Bile is a fluid that comes from the liver and then stored into the gallbladder via the common hepatic duct and releases it via the common bile duct into the duodenum, where the bile helps in the digestion of fats.
With intermittent fasting, there will be more bile available and more fats will be extracted from food and will extract more vitamin A for the skin. Vitamin A is a key vitamin for clearer skin.

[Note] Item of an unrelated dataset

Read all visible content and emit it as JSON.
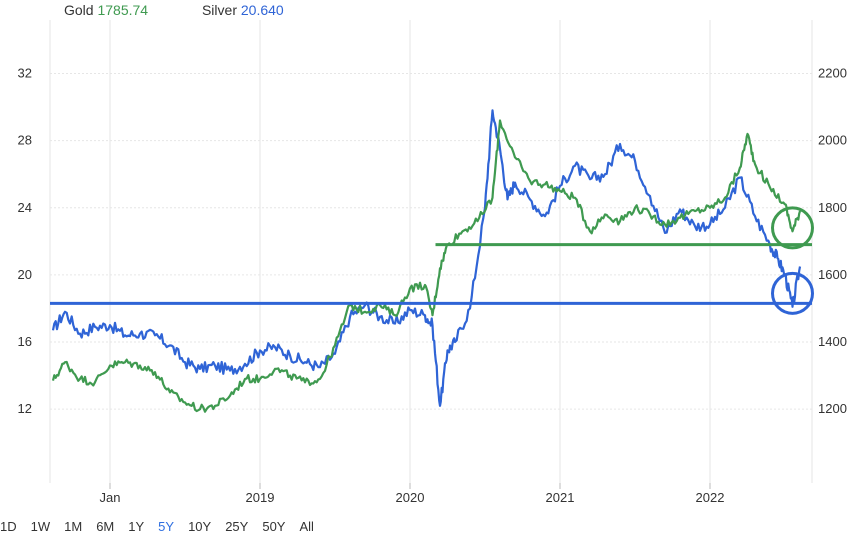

Insulin resistance is the primary cause of PCOS (Polycystic Ovarian Syndrome). There is usually high levels of androgen and irregular/no menstrual cycles happening.
Some symptoms of PCOS are:

• Facial hair
• Deep voice
• Belly fat
• Acne
• Hair loss
• Infertility/miscarriage
• Male pattern baldness
• High blood pressure
• Ovarian cysts/follicles

A female with a lean body mass gets the majority of her estrogen from the ovaries. When body fat is elevated, the fat cells will create estrogen also. Both types of estrogen are structurally identical.
The difference however is that the ovaries will listen to the rest of the body when deciding to make estrogen or not. When the ovaries produce the estrogen, the hormone levels are regulated based on the time-of-the month, pregnancy, nutrition and brain function. The ovaries factor in signals from your brain, adrenal glands, the uterus and stress levels.
The fat cells will produce estrogen nearly all the time. They do not factor in the above signals, estrogen is produced in an unregulated manner, the higher the body fat percentage, the more estrogen is produced by the fat cells. An over-abundance of estrogen leads to abundant androgen. This is what will cause PCOS. PCOS is also known as type 2 diabetes for ovaries.
Normalizing insulin levels is the only way to reverse PCOS.